I hated my conceptual assignments in college. All my fellow students seemed to be inspired (or nuts, depending on how you look at it.) Inspired I was not – I shied away from anything personal, and anything else just seemed cliché or flat. It wasn’t until a discussion during a night out over drinks that I realized most of the people in my classes had a source of inspiration I wasn’t willing to try.
One of the photographers at the studio I interned with graduated from the same college I was attending. Once while discussing the college, she laughed and told me that she could have photographed a tampon on the pavement and if she spun it right, would have gotten an A for concept. While hilariously true, it bothered me. Good conceptual photography should stand on its own – it shouldn’t need an explanation.
I don’t know if my cyanotype Verba series is good conceptual work. I do know that it’s highly personal. I’ve posted a few individual photographs and one composite – seen here: https://mpaulphotography.wordpress.com/2010/06/29/paper-white-and-other-toning-myths/
It’s not a large body of work; as series go, it’s pretty small. It will probably be an ongoing series because it’s based off my own writing. Bad poetry, certainly. I usually only write when things are bad, so the entire series is somewhat depressing. I’m ok with that – it’s a map of my life. To pretend these things didn’t happen would negate who and what I am.
I began the series with the intent to do a group of triptychs – 3 grouped photographs that evoked the emotions that particular poem was about. As usual, my intentions morphed into something else – a group of 2s and 4s. I’ve always been fascinated by the square format. Even when working with a 35mm film camera, my first “real” series was shot intending to print in a square format.
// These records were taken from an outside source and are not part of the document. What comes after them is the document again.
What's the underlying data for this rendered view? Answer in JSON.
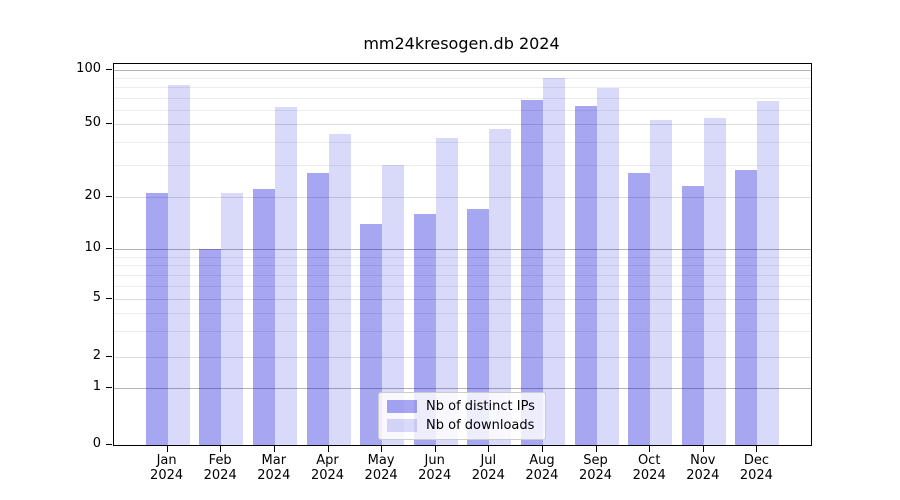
{
  "chart_data": {
    "type": "bar",
    "title": "mm24kresogen.db 2024",
    "categories": [
      "Jan 2024",
      "Feb 2024",
      "Mar 2024",
      "Apr 2024",
      "May 2024",
      "Jun 2024",
      "Jul 2024",
      "Aug 2024",
      "Sep 2024",
      "Oct 2024",
      "Nov 2024",
      "Dec 2024"
    ],
    "series": [
      {
        "name": "Nb of distinct IPs",
        "color": "rgba(0,0,215,0.35)",
        "values": [
          21,
          10,
          22,
          27,
          14,
          16,
          17,
          68,
          63,
          27,
          23,
          28
        ]
      },
      {
        "name": "Nb of downloads",
        "color": "rgba(0,0,215,0.15)",
        "values": [
          82,
          21,
          62,
          44,
          30,
          42,
          47,
          90,
          79,
          53,
          54,
          67
        ]
      }
    ],
    "xlabel": "",
    "ylabel": "",
    "ylim": [
      0,
      100
    ],
    "yaxis": {
      "scale": "log-like-with-zero",
      "tick_labels": [
        100,
        50,
        20,
        10,
        5,
        2,
        1,
        0
      ],
      "gridlines": {
        "major": [
          1,
          10,
          100
        ],
        "labeled": [
          2,
          5,
          20,
          50
        ],
        "minor": [
          3,
          4,
          6,
          7,
          8,
          9,
          30,
          40,
          60,
          70,
          80,
          90
        ]
      }
    },
    "grid": true,
    "legend_position": "lower center inside"
  },
  "colors": {
    "bar_ips": "rgba(0,0,215,0.35)",
    "bar_downloads": "rgba(0,0,215,0.15)",
    "grid_major": "#b4b4b4",
    "grid_labeled": "#dcdcdc",
    "grid_minor": "#ececec",
    "spine": "#000000",
    "legend_border": "#cccccc"
  }
}
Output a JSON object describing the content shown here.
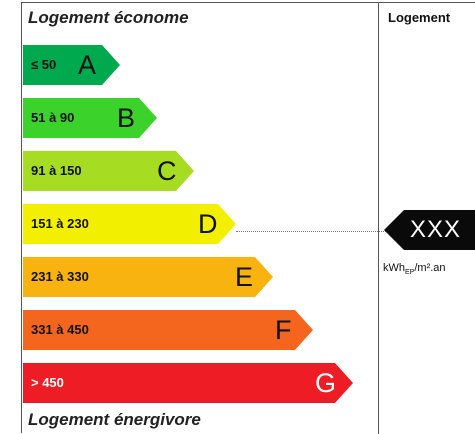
{
  "top_label": "Logement économe",
  "bottom_label": "Logement énergivore",
  "right_header": "Logement",
  "classes": [
    {
      "range": "≤ 50",
      "letter": "A",
      "color": "#00a84e"
    },
    {
      "range": "51 à 90",
      "letter": "B",
      "color": "#3bd22c"
    },
    {
      "range": "91 à 150",
      "letter": "C",
      "color": "#a6dc22"
    },
    {
      "range": "151 à 230",
      "letter": "D",
      "color": "#f2f000"
    },
    {
      "range": "231 à 330",
      "letter": "E",
      "color": "#f9b310"
    },
    {
      "range": "331 à 450",
      "letter": "F",
      "color": "#f4651e"
    },
    {
      "range": "> 450",
      "letter": "G",
      "color": "#ee1c25"
    }
  ],
  "marker": {
    "value": "XXX",
    "class": "D",
    "color": "#0a0a0a"
  },
  "unit": "kWhEP/m².an"
}
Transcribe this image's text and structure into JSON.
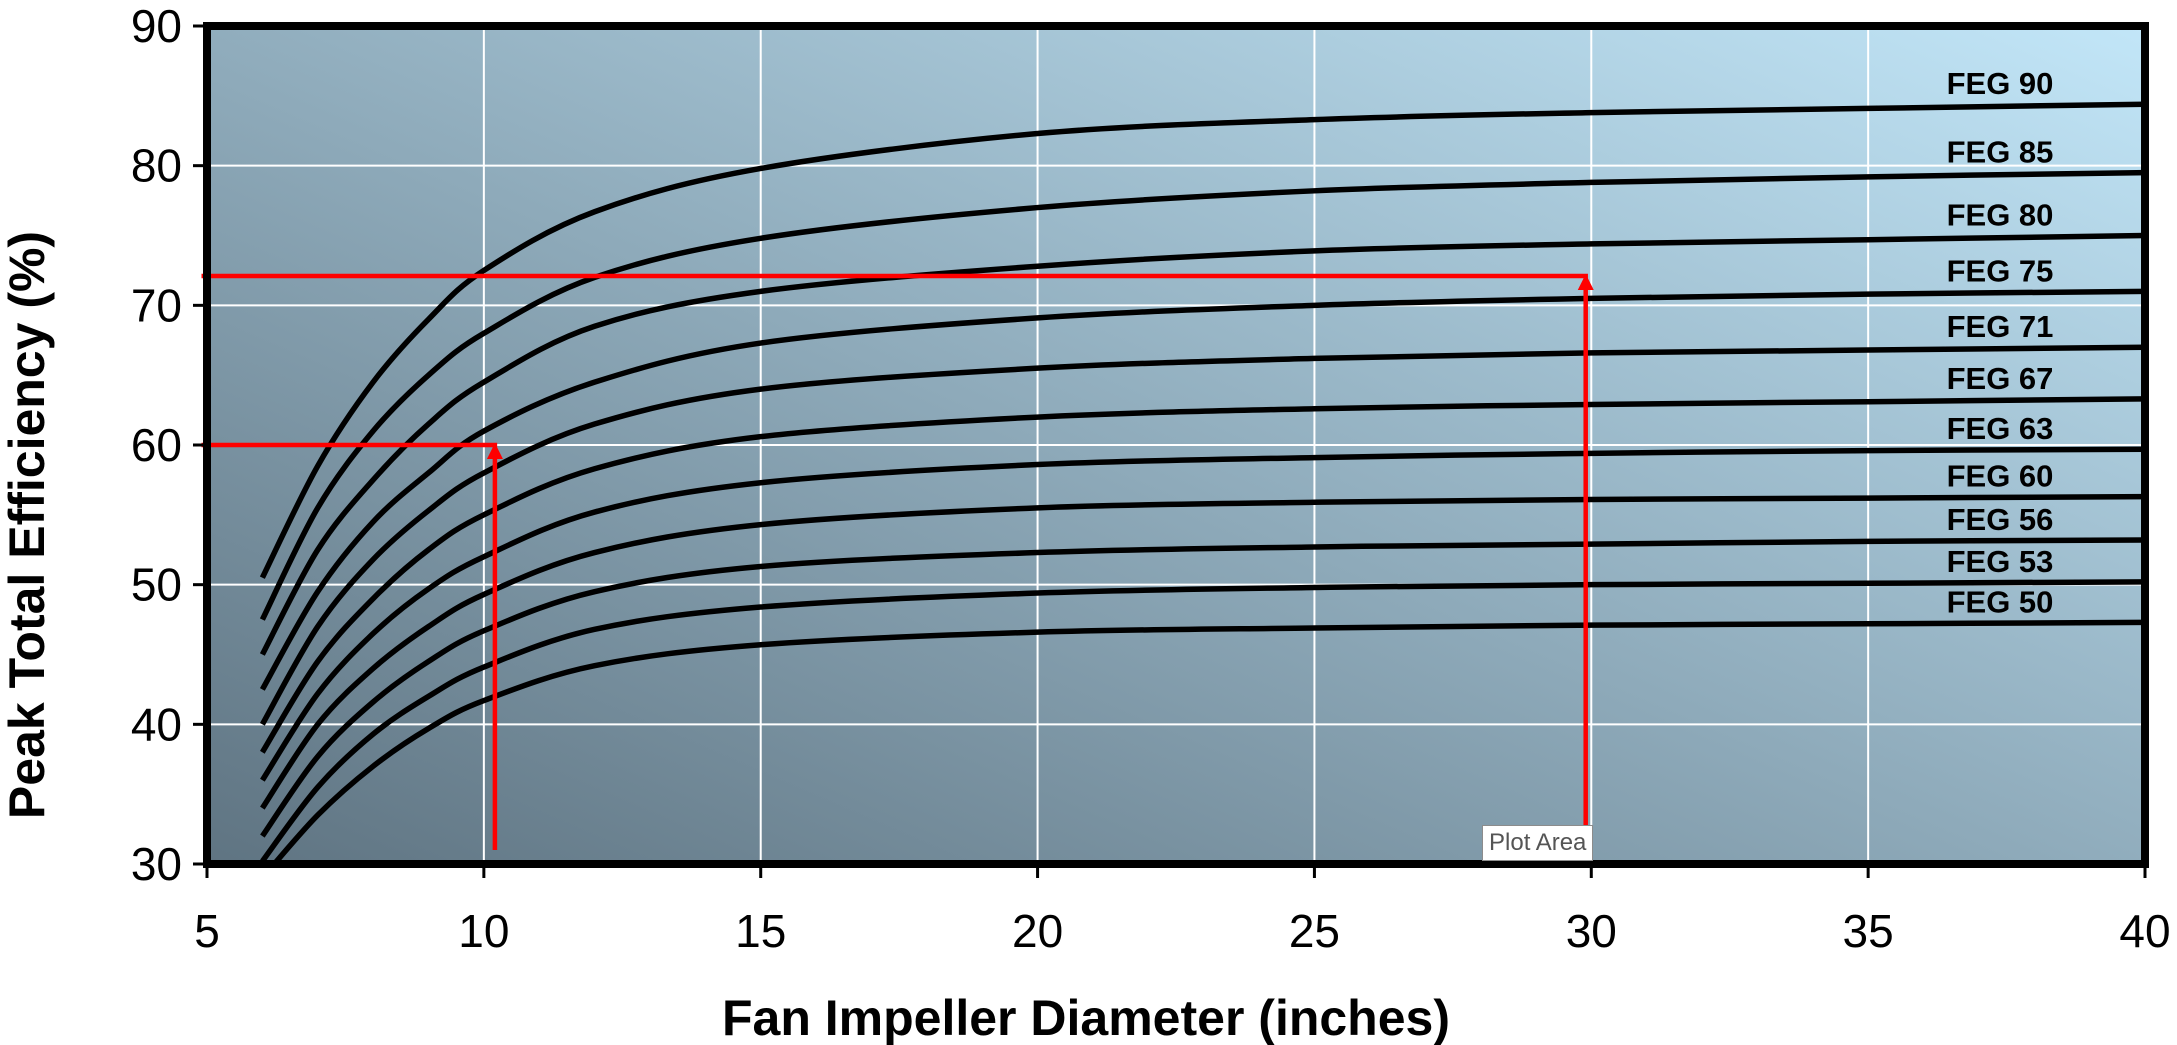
{
  "chart_data": {
    "type": "line",
    "xlabel": "Fan Impeller Diameter (inches)",
    "ylabel": "Peak Total Efficiency (%)",
    "xlim": [
      5,
      40
    ],
    "ylim": [
      30,
      90
    ],
    "x_ticks": [
      5,
      10,
      15,
      20,
      25,
      30,
      35,
      40
    ],
    "y_ticks": [
      30,
      40,
      50,
      60,
      70,
      80,
      90
    ],
    "grid": true,
    "background_gradient": [
      "#5f7482",
      "#c2e6f8"
    ],
    "line_color": "#000000",
    "guide_color": "#ff0000",
    "x": [
      6,
      7,
      8,
      9,
      10,
      12,
      15,
      20,
      25,
      30,
      35,
      40
    ],
    "series": [
      {
        "name": "FEG 90",
        "values": [
          50.5,
          58.5,
          64.5,
          69.0,
          72.5,
          76.7,
          79.8,
          82.3,
          83.3,
          83.8,
          84.1,
          84.4
        ]
      },
      {
        "name": "FEG 85",
        "values": [
          47.5,
          55.5,
          61.0,
          65.0,
          68.0,
          72.0,
          74.8,
          77.0,
          78.2,
          78.8,
          79.2,
          79.5
        ]
      },
      {
        "name": "FEG 80",
        "values": [
          45.0,
          52.5,
          57.5,
          61.5,
          64.5,
          68.5,
          71.0,
          72.8,
          73.9,
          74.4,
          74.7,
          75.0
        ]
      },
      {
        "name": "FEG 75",
        "values": [
          42.5,
          49.5,
          54.5,
          58.0,
          61.0,
          64.5,
          67.3,
          69.1,
          70.0,
          70.5,
          70.8,
          71.0
        ]
      },
      {
        "name": "FEG 71",
        "values": [
          40.0,
          47.0,
          51.8,
          55.3,
          58.0,
          61.5,
          64.0,
          65.5,
          66.2,
          66.6,
          66.8,
          67.0
        ]
      },
      {
        "name": "FEG 67",
        "values": [
          38.0,
          44.5,
          49.0,
          52.5,
          55.0,
          58.3,
          60.6,
          62.0,
          62.6,
          62.9,
          63.1,
          63.3
        ]
      },
      {
        "name": "FEG 63",
        "values": [
          36.0,
          42.2,
          46.5,
          49.7,
          52.0,
          55.2,
          57.3,
          58.6,
          59.1,
          59.4,
          59.6,
          59.7
        ]
      },
      {
        "name": "FEG 60",
        "values": [
          34.0,
          40.0,
          44.0,
          47.0,
          49.3,
          52.3,
          54.3,
          55.5,
          55.9,
          56.1,
          56.2,
          56.3
        ]
      },
      {
        "name": "FEG 56",
        "values": [
          32.0,
          37.7,
          41.6,
          44.5,
          46.7,
          49.5,
          51.3,
          52.3,
          52.7,
          52.9,
          53.1,
          53.2
        ]
      },
      {
        "name": "FEG 53",
        "values": [
          30.2,
          35.5,
          39.3,
          42.0,
          44.1,
          46.8,
          48.4,
          49.4,
          49.8,
          50.0,
          50.1,
          50.2
        ]
      },
      {
        "name": "FEG 50",
        "values": [
          29.0,
          33.5,
          37.0,
          39.7,
          41.7,
          44.2,
          45.7,
          46.6,
          46.9,
          47.1,
          47.2,
          47.3
        ]
      }
    ],
    "annotations": [
      {
        "type": "arrow-path",
        "color": "#ff0000",
        "points": [
          [
            10.2,
            31
          ],
          [
            10.2,
            60
          ],
          [
            4.9,
            60
          ]
        ],
        "arrow_at": [
          10.2,
          60
        ]
      },
      {
        "type": "arrow-path",
        "color": "#ff0000",
        "points": [
          [
            29.9,
            30.6
          ],
          [
            29.9,
            72.1
          ],
          [
            4.9,
            72.1
          ]
        ],
        "arrow_at": [
          29.9,
          72.1
        ]
      }
    ]
  },
  "tooltip": {
    "text": "Plot Area"
  }
}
The 4-part composites are 15 inches by 15 inches. The 2-part composites are only 10×15. It’s tempting to try to print to my limits with the photographs themselves at 8 inches across for a total of 18×18. I would, if I had bigger trays and wasn’t concerned with trying to find huge 24×24 frames to fit them (I’m not quite able to pay someone to custom make my frames.)
It’s moderately challenging even with the smaller format. I print each photograph as a 6 inch square negative, then line them up as perfectly as possible on the coated paper. The poetry is written on remnants of the negative substrate for consistency and placed as needed on the edges of the negatives. Done correctly, it looks like (I think!) one large negative.
This photograph is destined to print in another 4-part composite image. I would tell you the subject matter, but then it couldn’t stand on its own.